Alors que les banques alimentaires ont contribué efficacement à la lutte contre les pertes et le gaspillage, elles pâtissent aujourd’hui du succès des politiques publiques qui ont incité les filières agroalimentaires à réduire leurs pertes, ce qui conduit à restreindre les surplus disponibles pour l’aide
alimentaire. Aussi, face au défi de l’augmentation du nombre des bénéficiaires potentiels de l’aide alimentaire et de la réduction des ressources, les banques alimentaires doivent procéder à des achats de denrées qui ne sont rendus possibles que par la mobilisation des donateurs. Les entreprises et les citoyens répondent à ces appels traduisant leur engagement pour réduire le mal de la précarité alimentaire.
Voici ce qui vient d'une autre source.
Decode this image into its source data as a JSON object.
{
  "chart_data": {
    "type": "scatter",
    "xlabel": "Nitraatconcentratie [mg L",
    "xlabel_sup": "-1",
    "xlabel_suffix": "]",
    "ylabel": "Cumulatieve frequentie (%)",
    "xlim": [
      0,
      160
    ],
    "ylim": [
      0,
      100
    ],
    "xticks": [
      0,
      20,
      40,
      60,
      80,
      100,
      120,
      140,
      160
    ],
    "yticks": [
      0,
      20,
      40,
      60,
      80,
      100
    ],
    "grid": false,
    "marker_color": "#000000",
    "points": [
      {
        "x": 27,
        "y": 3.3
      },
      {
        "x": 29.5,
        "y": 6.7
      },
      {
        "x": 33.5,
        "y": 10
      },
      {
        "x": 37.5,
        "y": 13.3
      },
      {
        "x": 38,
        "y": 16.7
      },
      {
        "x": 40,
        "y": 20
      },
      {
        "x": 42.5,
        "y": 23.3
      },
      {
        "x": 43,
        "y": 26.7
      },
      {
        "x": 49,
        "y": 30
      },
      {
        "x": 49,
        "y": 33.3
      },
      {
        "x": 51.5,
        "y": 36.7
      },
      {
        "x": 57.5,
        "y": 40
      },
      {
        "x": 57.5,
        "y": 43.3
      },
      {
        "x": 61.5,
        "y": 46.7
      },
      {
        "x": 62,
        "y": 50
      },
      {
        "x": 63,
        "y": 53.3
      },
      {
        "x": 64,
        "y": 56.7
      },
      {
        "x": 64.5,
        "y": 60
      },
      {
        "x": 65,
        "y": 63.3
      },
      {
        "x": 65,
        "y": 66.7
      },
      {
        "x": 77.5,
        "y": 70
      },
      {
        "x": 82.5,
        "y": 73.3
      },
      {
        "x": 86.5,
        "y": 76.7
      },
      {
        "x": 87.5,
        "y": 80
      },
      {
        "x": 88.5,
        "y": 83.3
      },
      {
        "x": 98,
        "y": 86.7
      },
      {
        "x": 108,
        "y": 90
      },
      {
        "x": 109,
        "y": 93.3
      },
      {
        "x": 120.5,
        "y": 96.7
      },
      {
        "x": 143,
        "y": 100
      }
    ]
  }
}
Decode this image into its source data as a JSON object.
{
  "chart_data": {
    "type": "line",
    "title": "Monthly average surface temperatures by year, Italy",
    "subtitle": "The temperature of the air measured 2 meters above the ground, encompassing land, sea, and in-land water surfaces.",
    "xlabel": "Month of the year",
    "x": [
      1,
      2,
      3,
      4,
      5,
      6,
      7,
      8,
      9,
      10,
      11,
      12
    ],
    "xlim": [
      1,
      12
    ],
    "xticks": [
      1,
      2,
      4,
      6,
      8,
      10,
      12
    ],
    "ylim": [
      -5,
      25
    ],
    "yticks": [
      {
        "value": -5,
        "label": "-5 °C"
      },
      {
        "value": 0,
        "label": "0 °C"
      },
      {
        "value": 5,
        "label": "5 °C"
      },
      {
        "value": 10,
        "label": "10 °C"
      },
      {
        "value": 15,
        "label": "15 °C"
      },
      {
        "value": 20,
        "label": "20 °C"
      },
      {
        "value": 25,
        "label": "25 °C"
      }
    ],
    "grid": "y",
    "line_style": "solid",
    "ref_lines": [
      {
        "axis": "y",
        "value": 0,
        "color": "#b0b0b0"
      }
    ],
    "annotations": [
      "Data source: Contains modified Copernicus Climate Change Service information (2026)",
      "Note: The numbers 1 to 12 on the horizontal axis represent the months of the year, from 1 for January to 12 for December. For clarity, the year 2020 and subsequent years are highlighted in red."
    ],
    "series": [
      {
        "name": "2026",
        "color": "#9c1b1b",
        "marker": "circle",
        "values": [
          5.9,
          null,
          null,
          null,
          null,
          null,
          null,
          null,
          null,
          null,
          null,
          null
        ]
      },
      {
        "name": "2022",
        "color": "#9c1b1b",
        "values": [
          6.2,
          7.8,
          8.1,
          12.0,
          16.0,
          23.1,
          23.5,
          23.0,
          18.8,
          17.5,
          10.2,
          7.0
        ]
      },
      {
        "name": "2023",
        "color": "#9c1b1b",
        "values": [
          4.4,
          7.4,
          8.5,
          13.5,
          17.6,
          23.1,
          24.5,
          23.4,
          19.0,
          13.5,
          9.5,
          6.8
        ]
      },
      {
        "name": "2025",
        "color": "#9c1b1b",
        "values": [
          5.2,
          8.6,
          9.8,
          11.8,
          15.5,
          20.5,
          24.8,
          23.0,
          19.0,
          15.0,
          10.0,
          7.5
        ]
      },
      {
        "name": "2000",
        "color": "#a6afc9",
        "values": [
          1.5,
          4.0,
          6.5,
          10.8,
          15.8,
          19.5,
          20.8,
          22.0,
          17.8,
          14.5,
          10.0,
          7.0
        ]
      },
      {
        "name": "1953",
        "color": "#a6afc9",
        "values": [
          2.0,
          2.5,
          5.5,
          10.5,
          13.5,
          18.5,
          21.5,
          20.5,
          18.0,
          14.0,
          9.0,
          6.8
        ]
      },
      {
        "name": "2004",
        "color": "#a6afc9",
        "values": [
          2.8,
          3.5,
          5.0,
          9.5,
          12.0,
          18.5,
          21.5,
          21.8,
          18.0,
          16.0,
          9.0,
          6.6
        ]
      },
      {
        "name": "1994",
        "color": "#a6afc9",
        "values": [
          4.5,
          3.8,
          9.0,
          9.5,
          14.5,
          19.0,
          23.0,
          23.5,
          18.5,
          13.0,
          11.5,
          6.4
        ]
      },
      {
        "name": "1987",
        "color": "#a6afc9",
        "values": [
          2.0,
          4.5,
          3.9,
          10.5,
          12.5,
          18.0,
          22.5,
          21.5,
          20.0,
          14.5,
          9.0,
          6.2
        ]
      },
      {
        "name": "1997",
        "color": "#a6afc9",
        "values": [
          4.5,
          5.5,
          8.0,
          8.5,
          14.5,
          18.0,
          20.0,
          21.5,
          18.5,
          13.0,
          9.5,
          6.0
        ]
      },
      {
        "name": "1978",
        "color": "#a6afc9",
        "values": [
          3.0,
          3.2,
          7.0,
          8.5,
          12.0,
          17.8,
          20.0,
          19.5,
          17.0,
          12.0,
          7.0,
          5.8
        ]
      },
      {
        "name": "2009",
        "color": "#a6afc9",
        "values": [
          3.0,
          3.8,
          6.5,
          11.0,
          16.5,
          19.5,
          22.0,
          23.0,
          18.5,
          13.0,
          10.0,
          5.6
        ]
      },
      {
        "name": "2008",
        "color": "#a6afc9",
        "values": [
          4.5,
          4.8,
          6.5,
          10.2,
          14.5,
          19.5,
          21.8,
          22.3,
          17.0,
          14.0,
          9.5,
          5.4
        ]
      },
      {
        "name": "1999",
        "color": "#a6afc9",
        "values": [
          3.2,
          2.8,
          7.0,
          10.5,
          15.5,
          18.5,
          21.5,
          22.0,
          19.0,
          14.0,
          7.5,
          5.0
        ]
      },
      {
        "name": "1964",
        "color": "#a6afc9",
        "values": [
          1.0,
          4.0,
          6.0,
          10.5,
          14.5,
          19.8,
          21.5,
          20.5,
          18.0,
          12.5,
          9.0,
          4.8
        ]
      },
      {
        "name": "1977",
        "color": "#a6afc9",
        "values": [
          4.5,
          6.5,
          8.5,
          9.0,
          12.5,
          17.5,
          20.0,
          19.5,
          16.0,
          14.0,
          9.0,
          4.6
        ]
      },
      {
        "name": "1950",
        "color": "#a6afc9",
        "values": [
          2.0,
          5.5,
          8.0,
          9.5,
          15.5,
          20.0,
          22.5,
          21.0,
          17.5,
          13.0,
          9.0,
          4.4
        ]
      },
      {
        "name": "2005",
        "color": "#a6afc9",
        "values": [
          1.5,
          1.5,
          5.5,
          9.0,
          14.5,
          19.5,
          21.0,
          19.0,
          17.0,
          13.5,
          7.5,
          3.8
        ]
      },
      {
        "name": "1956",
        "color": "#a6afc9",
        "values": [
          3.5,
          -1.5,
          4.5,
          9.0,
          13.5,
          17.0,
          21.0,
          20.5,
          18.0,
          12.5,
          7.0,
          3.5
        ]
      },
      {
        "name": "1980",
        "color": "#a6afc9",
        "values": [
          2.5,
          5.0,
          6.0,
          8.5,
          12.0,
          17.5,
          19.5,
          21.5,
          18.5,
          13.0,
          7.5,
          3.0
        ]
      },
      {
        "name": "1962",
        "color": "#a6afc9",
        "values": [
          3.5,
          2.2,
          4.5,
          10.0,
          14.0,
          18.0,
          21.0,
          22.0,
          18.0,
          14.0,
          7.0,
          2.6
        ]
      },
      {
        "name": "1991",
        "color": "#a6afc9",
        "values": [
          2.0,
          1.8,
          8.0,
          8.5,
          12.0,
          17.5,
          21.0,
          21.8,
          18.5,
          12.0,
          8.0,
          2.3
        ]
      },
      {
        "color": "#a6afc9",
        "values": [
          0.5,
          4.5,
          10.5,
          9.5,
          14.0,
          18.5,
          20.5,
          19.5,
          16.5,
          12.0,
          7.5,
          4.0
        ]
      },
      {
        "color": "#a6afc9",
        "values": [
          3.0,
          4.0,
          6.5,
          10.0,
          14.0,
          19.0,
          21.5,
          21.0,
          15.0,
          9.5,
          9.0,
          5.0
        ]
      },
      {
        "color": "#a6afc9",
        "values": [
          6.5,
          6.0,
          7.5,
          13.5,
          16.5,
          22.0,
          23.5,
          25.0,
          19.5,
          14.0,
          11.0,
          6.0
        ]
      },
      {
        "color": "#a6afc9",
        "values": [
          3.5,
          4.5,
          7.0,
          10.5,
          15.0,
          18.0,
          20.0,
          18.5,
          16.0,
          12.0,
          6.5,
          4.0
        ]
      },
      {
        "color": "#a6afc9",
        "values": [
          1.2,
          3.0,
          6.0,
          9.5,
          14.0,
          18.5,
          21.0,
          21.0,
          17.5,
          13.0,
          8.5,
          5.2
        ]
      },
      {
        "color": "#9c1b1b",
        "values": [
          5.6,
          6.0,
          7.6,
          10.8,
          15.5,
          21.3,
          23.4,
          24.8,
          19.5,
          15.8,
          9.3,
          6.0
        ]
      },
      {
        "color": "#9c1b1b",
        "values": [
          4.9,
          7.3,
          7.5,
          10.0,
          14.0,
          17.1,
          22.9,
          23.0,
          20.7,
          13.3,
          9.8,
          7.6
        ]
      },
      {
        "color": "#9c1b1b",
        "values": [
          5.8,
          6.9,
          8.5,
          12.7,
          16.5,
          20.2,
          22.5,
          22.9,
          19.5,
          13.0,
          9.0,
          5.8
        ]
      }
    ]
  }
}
Qu’il s’agisse des bénévoles ou des donateurs en nature ou en espèces, les citoyens européens sont bien parties prenantes de l’aide alimentaire. Ils le sont aussi indirectement comme électeurs avec les financements consentis par les institutions de l’UE pour conduire les opérations relatives aux actions sociales. L’action du réseau des banques alimentaires ne se réduit pas à la distribution d’aliments, car elle s’inscrit dans l’accompagnement social (éducation, emploi, logement…) et pour cela a été reconnue
par les instances européennes. Le Fonds européen d’aide aux plus démunis (FEAD) a mobilisé 3,8 milliards d’euros sur la période 2014-2020, dont une partie cofinancée à hauteur de 15 % par les États membres, a servi les réseaux d’aide alimentaire. Pour la période en cours 2021-2027, le FEAD a été
agrégé au Fonds social européen (FSE+) qui représente un budget total de 90 milliards d’euros, dont un minimum de 3 % doit être dédié aux soutiens en nature. Au sein du FSE+, le programme pour l’emploi et l’innovation sociale (EaSI) représente un budget de 762 millions d’euros. Les dotations nationales abondées par les budgets des États constituent un socle essentiel pour le bon fonctionnement des banques alimentaires européennes. L’efficacité de cette politique publique se mesure par l’effet de levier qui permet de dégager une action en valeur jusqu’à dix fois supérieure à l’euro public investi.
Si le défi de la pauvreté doit interpeller tous les citoyens européens, leur fort engagement doit se poursuivre sous toutes ses formes pour remédier à la précarité alimentaire et à l’exclusion sociale.
(1) FAO, Food and Agriculture Organization of the United Nations.